Vor dem Tag des Anschlusses verfolgten wir die Ereignisse durch Radio und Zeitung. Mein Vater glaubte noch, dass Kanzler Schuschnigg irgendwie dem Druck standhalten würde (mit Mussolinis Hilfe). Ich hatte keine solchen Illusionen und als Sozialist hasste ich Mussolini. Ich erinnere mich noch an Schuschniggs Rede nach seinem Aufgeben (Gott schütze Österreich, etc. – kein Anhaltspunkt irgendwelcher Art für Besorgnis um seine jüdischen Mitbürger, die den höchsten Preis zahlen würden). Am nächsten Morgen wurden wir von einer enormen Zahl von Nazi-Fahnen begrüßt, die aus den Fenstern der Häuser gegenüber hangen.

Mein erster Tag in der Schule nach dem Anschluss war eher nicht ereignisreich. Einige der Professoren schien enthusiastisch über den Anschluss zu sein und in einem Fach (Naturgeschichte) wurden wir aufgefordert, eine neue Seite mit einem Titel in Zierschrift zu beginnen: „Nach dem Anschluss Österreichs an das Dritte Reich“. Wir wurden informiert, dass Professor Zippe den bisherigen Direktor des Gymnasiums ersetzen würde. Das war eine Überraschung für mich, da ich eine außergewöhnlich gute Beziehung zu Zippe hatte – ich war der Star-Schüler in seiner Nachmittagsstunde für Geometrisches Zeichnen. Unter den Schülern gab es Aufregung und eine gewisse Entspannung betreffend ihre Aufgaben und Verpflichtungen, denn durch die bestehende Möglichkeit, dass sich alles ändern würde, war zu erwarten, dass nicht mehr zu viel Arbeit bis zum Schulschluss geschehen würde. Am nächsten Tag schienen meine zuvor erwähnten Feinde zu denken, dass sie nun die Lizenz hatten, mich in der Öffentlichkeit in die Zange zu nehmen. Ich entschied, dass ich mich verteidigen musste, wenn ich weiter an dieser Schule bleiben wollte. Die resultierende Rauferei musste von Dritten beendet werden. Anschließend wurden ich und meine Feinde einzeln zu Zippes Büro gerufen. Das Resultat war, dass Zippe vor der versammelten Klasse erschien und folgende Erklärung abgab: Es ist feige und deshalb „undeutsch“, sich gegen einen einzelnen Schüler zusammenzurotten, und dass die Wiederholung dieses Vorfalls zum Ausschluss der Gesetzesübertreter führen würde. Rückblickend, unter Einbeziehung dessen, was später passierte, ist seine Definition, was „deutsch“ und „undeutsch“ ist, eher amüsant.

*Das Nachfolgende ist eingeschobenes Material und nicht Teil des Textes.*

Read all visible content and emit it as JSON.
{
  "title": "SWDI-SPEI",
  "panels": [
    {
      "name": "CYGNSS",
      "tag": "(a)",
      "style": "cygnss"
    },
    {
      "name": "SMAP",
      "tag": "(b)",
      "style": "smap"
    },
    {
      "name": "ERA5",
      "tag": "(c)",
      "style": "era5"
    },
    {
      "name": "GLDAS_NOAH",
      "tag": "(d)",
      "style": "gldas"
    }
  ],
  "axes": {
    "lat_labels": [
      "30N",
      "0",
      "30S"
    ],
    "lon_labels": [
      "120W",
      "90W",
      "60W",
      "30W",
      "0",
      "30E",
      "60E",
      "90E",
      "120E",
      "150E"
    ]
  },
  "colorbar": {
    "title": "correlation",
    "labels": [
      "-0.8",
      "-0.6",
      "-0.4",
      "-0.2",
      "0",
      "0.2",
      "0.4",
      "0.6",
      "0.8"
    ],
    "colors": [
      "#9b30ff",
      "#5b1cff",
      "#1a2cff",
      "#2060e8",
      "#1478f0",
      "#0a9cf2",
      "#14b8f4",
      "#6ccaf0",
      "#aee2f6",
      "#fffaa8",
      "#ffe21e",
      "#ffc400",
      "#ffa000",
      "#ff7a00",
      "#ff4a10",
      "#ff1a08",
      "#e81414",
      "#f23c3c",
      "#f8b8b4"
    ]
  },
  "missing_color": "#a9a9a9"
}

Felix mit seiner Frau, seinem Sohn, Enkel und Schwiegertochter vor seiner Schule in Laa (v. rechts nach links)

Vollansicht des altehrwürdigen Gymnasiums in Laa (Aufnahme August 2016)

Ich verließ die Schule im Juni 1938 vor dem Ende des Schuljahrs. Die Entscheidung, wegzugehen, war meine eigene und so weit mir bekannt ist, machte die Schule keine Anstalten, mich auszuschließen. Wie auch immer, mein Abgangszeugnis enthält den Vermerk, dass meine Religion der Grund für mein Ausscheiden gewesen sei. Mein Zeugnis war aber fair und wies mich als Vorzugsschüler aus. Im Rückblick denke ich, dass Zippe den Grund für mein frühes Ausscheiden angab, um mir die Möglichkeit zu geben, dass ich an einer anderen Schule in die nächste Klasse versetzt werden konnte. Nachdem ich die Schule verlassen hatte, übersiedelte ich nach Miroslav, Tschechoslowakei, wo ich mich intensiv für die Aufnahmeprüfung ins Jüdische Gymnasium in Brno (Brünn) vorbereitete. Das war keine einfache Angelegenheit, denn die Unterrichtssprache dort war Tschechisch und der Stundenplan war bezüglich der Unterrichtsfächer (Literatur, Philosophie, Geschichte) umfassender.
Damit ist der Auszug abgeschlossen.